- The paper introduces EfficientNet backbones into U-Net++ to significantly improve building extraction accuracy.
- The study employs the Massachusetts Buildings Dataset, achieving superior metrics with EfficientNetb4 (92.23% accuracy, 88.32% IoU).
- Results underscore improved segmentation performance for urban planning, though challenges like shadows remain for future research.
Introduction
The advent of high-resolution satellite imagery has significantly enhanced our ability to perform automatic building extraction, a crucial task in remote sensing for applications such as urban planning and population density estimation. However, challenges such as noise, occlusion, and complex backgrounds remain. U-Net++, an extension of the traditional U-Net, seeks to address these issues by introducing densely nested skip-connections and deep supervision, enhancing feature extraction accuracy. In this study, EfficientNet backbones were incorporated into U-Net++ to improve building extraction efficacy and efficiency from satellite images.
Dataset
The Massachusetts Buildings Dataset is employed, comprising 151 aerial images of 1500x1500 pixels each, divided into training, test, and validation sets. Preprocessing involves down-sampling images to 256x256 and normalizing pixel values between -1 and 1.

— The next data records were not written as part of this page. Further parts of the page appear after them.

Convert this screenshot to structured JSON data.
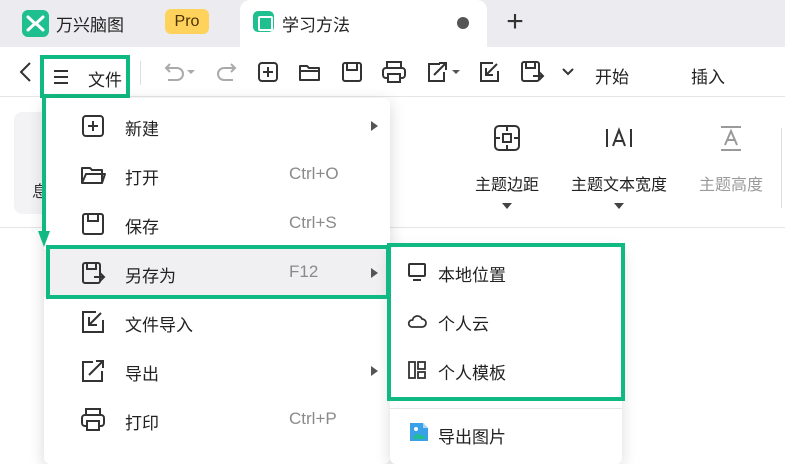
{
  "tabs": {
    "app_name": "万兴脑图",
    "pro_badge": "Pro",
    "document_title": "学习方法",
    "new_tab": "+"
  },
  "toolbar": {
    "file_label": "文件",
    "ribbon_tabs": [
      "开始",
      "插入"
    ],
    "icons": [
      "back-icon",
      "undo-icon",
      "redo-icon",
      "new-icon",
      "open-folder-icon",
      "save-icon",
      "print-icon",
      "export-icon",
      "import-icon",
      "save-as-icon",
      "more-chevron-icon"
    ]
  },
  "ribbon": {
    "left_fragment": "息",
    "groups": [
      {
        "label": "主题边距",
        "icon": "topic-margin-icon",
        "disabled": false
      },
      {
        "label": "主题文本宽度",
        "icon": "text-width-icon",
        "disabled": false
      },
      {
        "label": "主题高度",
        "icon": "topic-height-icon",
        "disabled": true
      }
    ]
  },
  "file_menu": {
    "items": [
      {
        "label": "新建",
        "shortcut": "",
        "submenu": true,
        "icon": "new-icon"
      },
      {
        "label": "打开",
        "shortcut": "Ctrl+O",
        "submenu": false,
        "icon": "open-folder-icon"
      },
      {
        "label": "保存",
        "shortcut": "Ctrl+S",
        "submenu": false,
        "icon": "save-icon"
      },
      {
        "label": "另存为",
        "shortcut": "F12",
        "submenu": true,
        "icon": "save-as-icon"
      },
      {
        "label": "文件导入",
        "shortcut": "",
        "submenu": false,
        "icon": "import-icon"
      },
      {
        "label": "导出",
        "shortcut": "",
        "submenu": true,
        "icon": "export-icon"
      },
      {
        "label": "打印",
        "shortcut": "Ctrl+P",
        "submenu": false,
        "icon": "print-icon"
      }
    ]
  },
  "save_as_submenu": {
    "items": [
      {
        "label": "本地位置",
        "icon": "monitor-icon"
      },
      {
        "label": "个人云",
        "icon": "cloud-icon"
      },
      {
        "label": "个人模板",
        "icon": "template-icon"
      }
    ],
    "extra_item": {
      "label": "导出图片",
      "icon": "image-icon"
    }
  },
  "colors": {
    "highlight": "#10b981",
    "brand": "#1fbf8f",
    "pro_badge": "#ffd25c"
  }
}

Figure 1: Example of images from the dataset: (a--c)~Input image and (d--f)~Target image.
Methodology
U-Net++
U-Net++ enhances the traditional U-Net by using redesigned skip connections to bridge the semantic gap between encoder and decoder stages, fostering better feature map integration. Its key features include densely connected encoder-decoder paths and deep supervision, enabling superior accuracy in semantic segmentation tasks.
Figure 2: U-Net++ Vs Unet Architecture.
EfficientNet
EfficientNet utilizes a compound scaling method which jointly scales depth, width, and resolution to increase accuracy and efficiency over previous CNN models like ResNet. This makes it particularly suitable as a backbone for U-Net++ in this study.
Figure 3: EfficientNet(Model Architecture).
Proposed Architecture
Incorporating EfficientNet as the backbone in U-Net++ aims to balance model complexity while enhancing accuracy. The extensive connections and scales of EfficientNet improve feature extraction and robustness in segmentation tasks. Each EfficientNet-based U-Net++ variant was evaluated, analyzing their performances in real-world scenarios.
Figure 4: Research and Evaluation Workflow.
Result Analysis
Performance evaluation metrics included accuracy, precision, recall, and IoU. No overfitting was observed during training, and results showcased how EfficientNetb4-based U-Net++ achieved superior metrics:
- Mean Accuracy: 92.23%
- Mean IoU: 88.32%
- Mean Precision: 93.2%
Comparisons with other architectures underscore the proposed method's effectiveness in building extraction tasks.



Figure 5: Improvement of U-Net++(efficientNetb4) over other methods (a)~IOU (b)~Accuracy (c)~Precision and (d)~Recall.








Figure 6: Training History of IOU score.
Figure 7: Example of Predicted Image Vs Original Ground-Truth of U-Net++(efficientNetb4).
Conclusion
The study successfully demonstrates the integration of EfficientNet into U-Net++, yielding enhanced performance in automatic building extraction from high-resolution satellite images. Despite promising results, challenges such as distinguishing between shadows and buildings persist, suggesting future directions to incorporate larger datasets and attention mechanisms for even greater accuracy and reliability.